A secret little gem, stolen from the crowds – a place to wander alone when it’s more famous neighbours are covered in people.
There are dozens of ways to approach Helvellyn – it’s a stunning mountain that offers something for everyone – and because of this it is nearly always one of the busiest in the Lake District. But part of what makes Helvellyn so special is it’s surroundings – and that’s where today’s day out is going to take us.
The Grisedale valley is a great way into the high mountains. Parked at the village cricket field (£3 donation) a short climb out of the woods becomes a nice leisurely stroll along the valley floor that takes you alongside the Beck – in places it’s almost a ravine and quite spectacular. You’ve two options here – either South of the beck or North, and the choice must be made where the road ends, just before Thornhow. I prefer to wander out on the more northerly path. At the small woods of Grassthwaite Howe you’ll almost certainly say goodbye to any other walkers you’ve seen – they’ll all start the long climb to the Hole in the Wall – you will contour the valley with stunning views in front of you towards Grisedale Tarn and it’s impressive steep sided col.
Somewhere between the third & fourth drystone wall, before Eagle Crag totally dominates your view – a tiny easy to miss path heads West taking you alongside Nethermostcove Beck. The adventurous amongst you might want to scramble along the beck – on a summers day with dry rock its the most enjoyable way to climb into this remote feeling place.
Once up and into the cove its a great atmospheric place to have a little wander and explore (it also makes a great wild camp spot). At this point you’ve done about half of the ascent for the day, so I’d recommend a break – you might hear voices drifting down from Striding Edge above you – but you won’t see a soul.
From here route finding can be a little difficult, but you need to exit the cove onto the broad nose above Eagle Crag – whilst it looks adventurous to try scrambling up via Calf Hole the rock and ground is very loose – and you’ll miss some spectacular views.
The Ridge looks implausible from below – but is actually little more than a steep path. Exposure can be added – but due to the nature of some of the rock lower down it’s advisable to stay central to the ridge.
It passes above Hard Tarn, another wild and remote spot. This is a place I’ll often find Red Deer out of season.

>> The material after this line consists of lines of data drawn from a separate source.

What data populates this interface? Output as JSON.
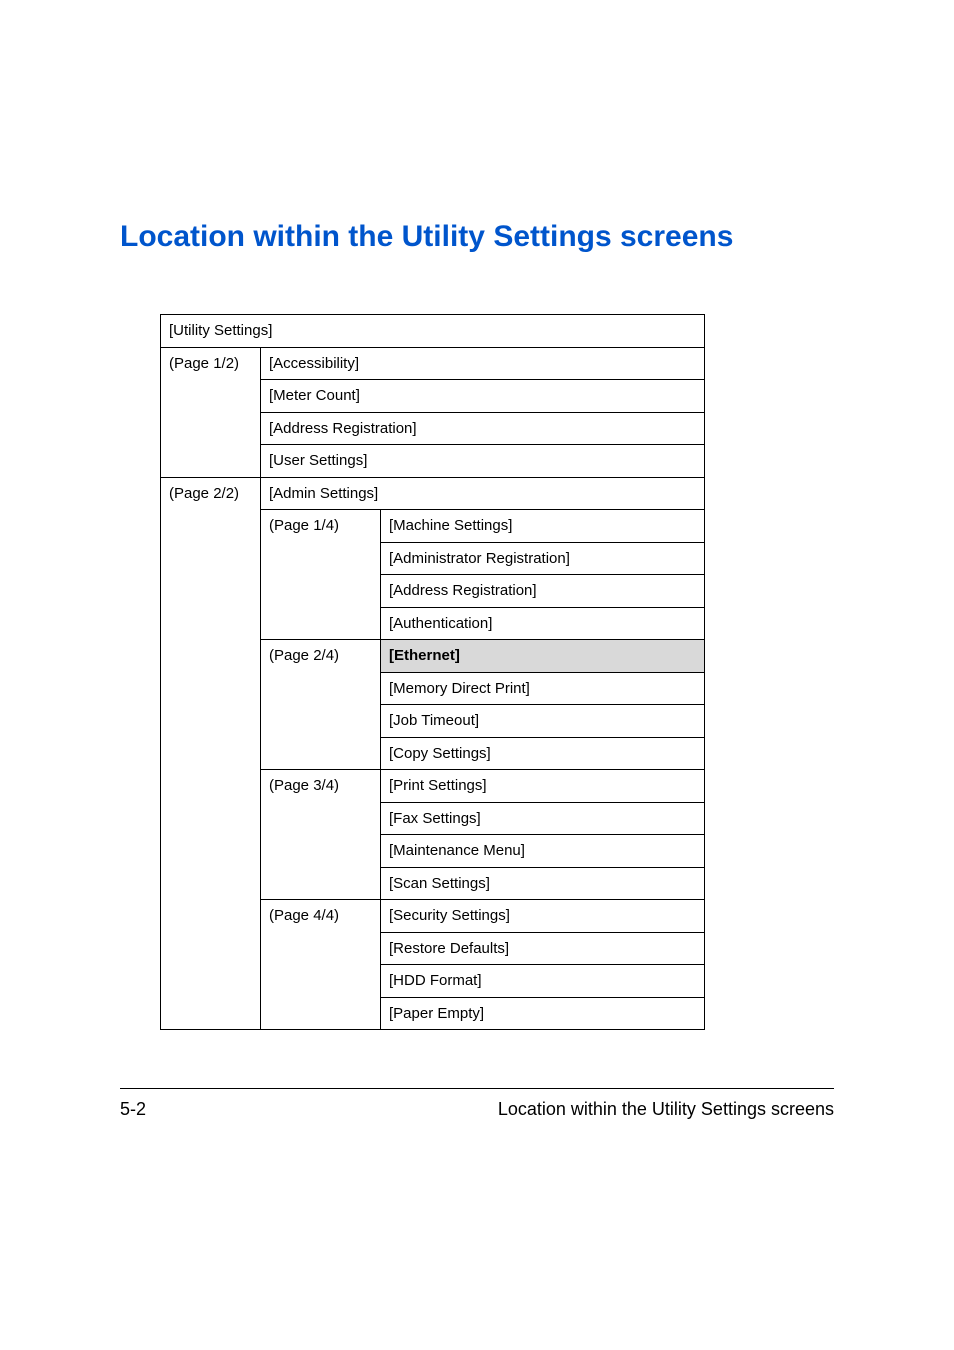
{
  "heading": "Location within the Utility Settings screens",
  "chart_data": {
    "type": "table",
    "title": "Utility Settings navigation tree",
    "root": "[Utility Settings]",
    "levels": [
      {
        "page": "(Page 1/2)",
        "items": [
          "[Accessibility]",
          "[Meter Count]",
          "[Address Registration]",
          "[User Settings]"
        ]
      },
      {
        "page": "(Page 2/2)",
        "items": [
          "[Admin Settings]"
        ],
        "sub": [
          {
            "page": "(Page 1/4)",
            "items": [
              "[Machine Settings]",
              "[Administrator Registration]",
              "[Address Registration]",
              "[Authentication]"
            ]
          },
          {
            "page": "(Page 2/4)",
            "items": [
              "[Ethernet]",
              "[Memory Direct Print]",
              "[Job Timeout]",
              "[Copy Settings]"
            ],
            "highlight": "[Ethernet]"
          },
          {
            "page": "(Page 3/4)",
            "items": [
              "[Print Settings]",
              "[Fax Settings]",
              "[Maintenance Menu]",
              "[Scan Settings]"
            ]
          },
          {
            "page": "(Page 4/4)",
            "items": [
              "[Security Settings]",
              "[Restore Defaults]",
              "[HDD Format]",
              "[Paper Empty]"
            ]
          }
        ]
      }
    ]
  },
  "table": {
    "root": "[Utility Settings]",
    "p12": "(Page 1/2)",
    "accessibility": "[Accessibility]",
    "meter": "[Meter Count]",
    "addrreg1": "[Address Registration]",
    "usersettings": "[User Settings]",
    "p22": "(Page 2/2)",
    "admin": "[Admin Settings]",
    "p14": "(Page 1/4)",
    "machine": "[Machine Settings]",
    "adminreg": "[Administrator Registration]",
    "addrreg2": "[Address Registration]",
    "auth": "[Authentication]",
    "p24": "(Page 2/4)",
    "ethernet": "[Ethernet]",
    "memdirect": "[Memory Direct Print]",
    "jobtimeout": "[Job Timeout]",
    "copy": "[Copy Settings]",
    "p34": "(Page 3/4)",
    "print": "[Print Settings]",
    "fax": "[Fax Settings]",
    "maint": "[Maintenance Menu]",
    "scan": "[Scan Settings]",
    "p44": "(Page 4/4)",
    "security": "[Security Settings]",
    "restore": "[Restore Defaults]",
    "hdd": "[HDD Format]",
    "paper": "[Paper Empty]"
  },
  "footer": {
    "pagenum": "5-2",
    "title": "Location within the Utility Settings screens"
  }
}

The ridge does however have a surprise in store – just as you are thinking scrambling skills might not be needed it finishes with a delicately thin rock section of ridge that connects you onto the broad flat expanse that makes up the summit proper of Nethermost Pike. Whilst probably no more than 20 metres across it does demand caution and a steady head.
After a wander out to the Cairn that marks an indistinct summit I then recommend you turn and head due South. Across the Cove you’ll be able to see the crowds on Helvellyn, The views of Striding Edge in particular are very very good.
On this short section heading over High Crag and onto the summit of Dollywaggon we’ll probably encounter the few people we’re likely to meet all day – in the most part they’ll be aiming for Helvellyn from Dunmail Raise.
Once we’re at the summit of Dollywaggon I recommend a late lunch – wander a short way East (we’ll be descending this ridge after our stop) and you’ll once again find yourself on your own – the views will hopefully be stunning and a reward for your efforts so far.
Looking back at High Crag from the lunch stop on Dollywaggon.
We now follow the broad ridge known as the Tongue roughly North East. It’s important here to watch for little micro crags and to test any rock that you use – this is a very rocky hillside with lots of crags that hardly show on the map. There’s a broadening of the ridge between the 650 and 600m contours and this offers the easiest path out into Ruthwaite Cove – but it is possible to continue North East and carefully make your way all the way down to Ruthwaite Lodge.
If you’ve made good time you might choose to turn South and make your way to Grisedale Tarn and return over St Sunday Crag – but this will involve another 500m of ascent.
The easier option is to return along the valley floor on the path we elected not to follow at the start of the day, the path to the South of the Beck – its a lovely route back to the start and should leave you sufficient time for coffee & a cake in Glenridding.
The author on Dollywaggon Pike – Nethermost East Ridge drops from the right skyline.